@Suiseiseki@FloatingGhost Vocaloid (software) is proprietary, Windows-only, closed-source software, isn't it? But I guess someone has already dumped the samples for most characters and you can just mix them however you please with whatever software.
@Zergling_man Free has always meant freedom in English.
For no charge, that has always been gratis, or free of charge, or zero price, although NPCs love shortening terms so much that they use words incorrectly.
@themilkman Unfortunately that is written in mostly C#, which cannot be used in freedom - at minimum you need microsoft's proprietary bootstrap binaries.
Most cases what seems to occur is that people program C# software on windows and there's a button that generates a GNU binary that definitely doesn't contain malware marked as "Linux" and if you were to actually try to compile it on GNU/Linux with mono or dotnet or whatever, it wouldn't.

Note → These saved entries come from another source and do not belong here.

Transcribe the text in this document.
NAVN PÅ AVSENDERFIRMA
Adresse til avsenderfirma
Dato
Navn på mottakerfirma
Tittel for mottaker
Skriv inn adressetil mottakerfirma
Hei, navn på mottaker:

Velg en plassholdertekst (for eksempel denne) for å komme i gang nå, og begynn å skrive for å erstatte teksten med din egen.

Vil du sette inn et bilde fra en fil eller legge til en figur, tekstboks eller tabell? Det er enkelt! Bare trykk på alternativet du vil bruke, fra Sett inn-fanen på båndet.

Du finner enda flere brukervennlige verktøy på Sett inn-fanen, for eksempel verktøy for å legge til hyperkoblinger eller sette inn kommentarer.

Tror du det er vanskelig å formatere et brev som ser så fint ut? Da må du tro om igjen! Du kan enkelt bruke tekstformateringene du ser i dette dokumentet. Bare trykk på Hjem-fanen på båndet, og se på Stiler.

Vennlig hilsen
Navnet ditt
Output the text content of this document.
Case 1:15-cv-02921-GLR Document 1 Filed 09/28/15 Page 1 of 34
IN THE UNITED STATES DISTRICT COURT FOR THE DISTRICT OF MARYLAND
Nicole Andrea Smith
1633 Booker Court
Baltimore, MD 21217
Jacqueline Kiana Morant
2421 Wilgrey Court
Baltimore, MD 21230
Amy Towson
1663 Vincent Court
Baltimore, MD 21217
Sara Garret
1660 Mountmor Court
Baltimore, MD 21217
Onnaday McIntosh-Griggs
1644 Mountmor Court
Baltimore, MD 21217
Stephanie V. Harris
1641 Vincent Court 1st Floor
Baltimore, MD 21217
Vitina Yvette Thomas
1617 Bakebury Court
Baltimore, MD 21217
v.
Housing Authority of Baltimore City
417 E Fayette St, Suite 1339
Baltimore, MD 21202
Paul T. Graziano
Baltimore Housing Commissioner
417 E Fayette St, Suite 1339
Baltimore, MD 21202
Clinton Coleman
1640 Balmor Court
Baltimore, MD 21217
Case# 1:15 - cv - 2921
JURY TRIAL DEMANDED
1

@Zergling_man@themilkman MIT expat is a free license, but it explicitly allows sublicensing and therefore actively encourages adding proprietary software to the project, therefore you need to actually check and confirm that a MIT expat licensed project is free before you can confidently say it is.
@themilkman@burner@Suiseiseki Oh so it's not just shareware, but open-source. >github kekw >MIT >not GPL 🤔 MIT counts as free though, right? I remember Nadeko was MIT, which was always fun since there was a guy dutifully copying every commit into his totally-not-ripoff WizBot, and everyone knew about it, but since it was MIT he wasn't doing anything wrong. If it doesn't count, it'd be because other people can profit off it?